Hospitals have long tried to expand their footprints by developing, or in many instances acquiring, physician practices and other medical operations to provide services beyond the immediate vicinity of the hospital’s campus. The hospitals have seen many advantages in doing this, including expanding the hospital’s name recognition with patients and potential patients, providing “hospital-level” services across a wider geographic area, cementing relationships with a broader group of physicians, and, of course, obtaining “hospital-level” reimbursement. Federal regulators, however, have repeatedly questioned whether these off-campus sites, in fact, furnished enhanced care, whether they were sufficiently integrated with the hospital’s main operations to be considered part of a hospital, and whether sites warranted the greater reimbursement they received. Giving voice to those concerns, CMS (then HCFA) in April 2000 promulgated its now well-known provider-based rule, which it then amended in 2001 and 2002. The rule, found at 42 C.F.R. § 413.65, places a number of conditions on when a hospital may claim an off-campus location as part of the hospital’s operations in order to receive enhanced reimbursement under the Hospital Outpatient Prospective Payment System (HOPPS).
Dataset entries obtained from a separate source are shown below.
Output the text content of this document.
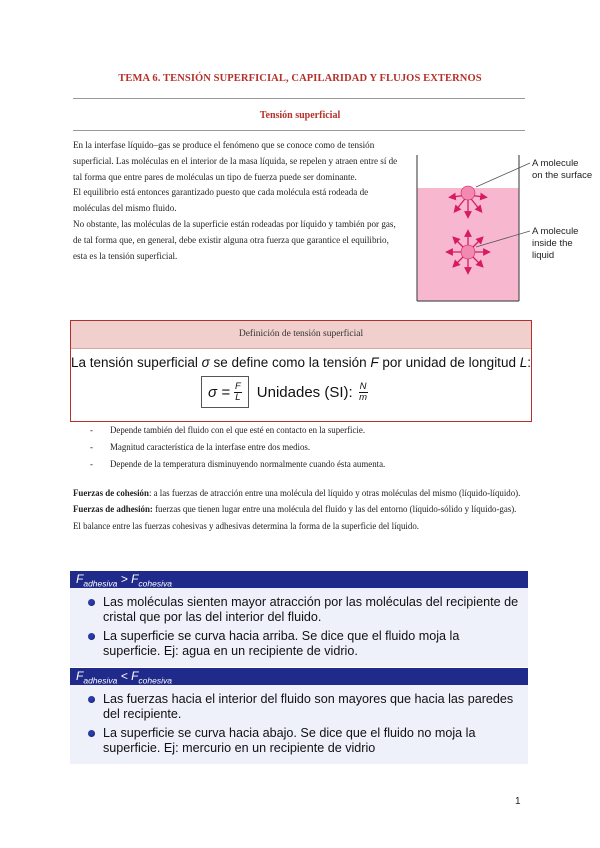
TEMA 6. TENSIÓN SUPERFICIAL, CAPILARIDAD Y FLUJOS EXTERNOS
Tensión superficial

En la interfase líquido–gas se produce el fenómeno que se conoce como de tensión superficial. Las moléculas en el interior de la masa líquida, se repelen y atraen entre sí de tal forma que entre pares de moléculas un tipo de fuerza puede ser dominante.

El equilibrio está entonces garantizado puesto que cada molécula está rodeada de moléculas del mismo fluido.

No obstante, las moléculas de la superficie están rodeadas por líquido y también por gas, de tal forma que, en general, debe existir alguna otra fuerza que garantice el equilibrio, esta es la tensión superficial.

A molecule
on the surface
A molecule
inside the
liquid
Definición de tensión superficial
La tensión superficial σ se define como la tensión F por unidad de longitud L:
$\sigma = \frac{F}{L}$ Unidades (SI): $\frac{N}{m}$
-	Depende también del fluido con el que esté en contacto en la superficie.
-	Magnitud característica de la interfase entre dos medios.
-	Depende de la temperatura disminuyendo normalmente cuando ésta aumenta.

Fuerzas de cohesión: a las fuerzas de atracción entre una molécula del líquido y otras moléculas del mismo (líquido-líquido).

Fuerzas de adhesión: fuerzas que tienen lugar entre una molécula del fluido y las del entorno (líquido-sólido y líquido-gas).

El balance entre las fuerzas cohesivas y adhesivas determina la forma de la superficie del líquido.

$F_{adhesiva} > F_{cohesiva}$
Las moléculas sienten mayor atracción por las moléculas del recipiente de cristal que por las del interior del fluido.
La superficie se curva hacia arriba. Se dice que el fluido moja la superficie. Ej: agua en un recipiente de vidrio.
$F_{adhesiva} < F_{cohesiva}$
Las fuerzas hacia el interior del fluido son mayores que hacia las paredes del recipiente.
La superficie se curva hacia abajo. Se dice que el fluido no moja la superficie. Ej: mercurio en un recipiente de vidrio
1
Notwithstanding the provider-based rule and its limitations, the growth of off-campus provider-based locations has continued and, indeed, increased. This, in turn, has led federal regulators in CMS and the OIG, MedPAC, and others again to express concerns that these off-site locations are paid as hospital sites even though they may do little to provide patient care that goes beyond that which is furnished by free-standing, non-hospital-based operations. According to the regulators, and many others in the public, if services furnished in a non-hospital location—a location such as a freestanding imaging center, radiation therapy center, physician office, ambulatory surgery center, or one of many other non-hospital medical operations — can be provided at a lower rate, there is little to justify why the same types of services furnished in off-campus operations of a hospital warrant higher payments.
Congress has now acted on those concerns. Included in the Bipartisan Budget Act of 2015, Pub. Law 114-74 (Nov. 2, 2015), at Section 603, is a new amendment to the Medicare statute providing special payment treatment of off-campus outpatient departments of a provider. Under the new law, effective January 1, 2017, HOPPS payments to hospitals will not be available for the vast majority of services furnished by “new” off-campus outpatient departments of a provider. Excepted from this ban are items and services furnished by a dedicated emergency department as defined in 42 C.F.R. § 489.24(b). Also excepted from this ban are off-campus departments of a provider that were billing Medicare under the HOPPS system prior to November 2, 2015.
Under the new law, items and services furnished at off-campus locations that fail to meet the requirements for HOPPS reimbursement will be reimbursed in accordance with the otherwise applicable payment systems, as long as the requirements for reimbursement under those systems are met.
The statute specifies each hospital will be required to provide the Secretary with such information as the Secretary deems necessary to implement the provision. Further, there will be no administrative or judicial review of (1) the determination of the particular items and services subject to the new rule, (2) the payment systems that will be applied in the absence of HOPPS, and (3), significantly, “the determination of whether a department of a provider” satisfies the definition of off-campus provider set forth in the statute.
The effect of the new legislation will be profound. In recent years, hospitals have moved aggressively to expand their footprints beyond their current campuses, with the result being that many hospitals now have a number of “hospital-based” operations that are situated miles away from those hospitals’ main campuses. These existing operations will be allowed to continue, but new operations that were not billing as provider-based prior to November 2, 2015 will, effective January 1, 2017, no longer qualify for enhanced HOPPS reimbursement.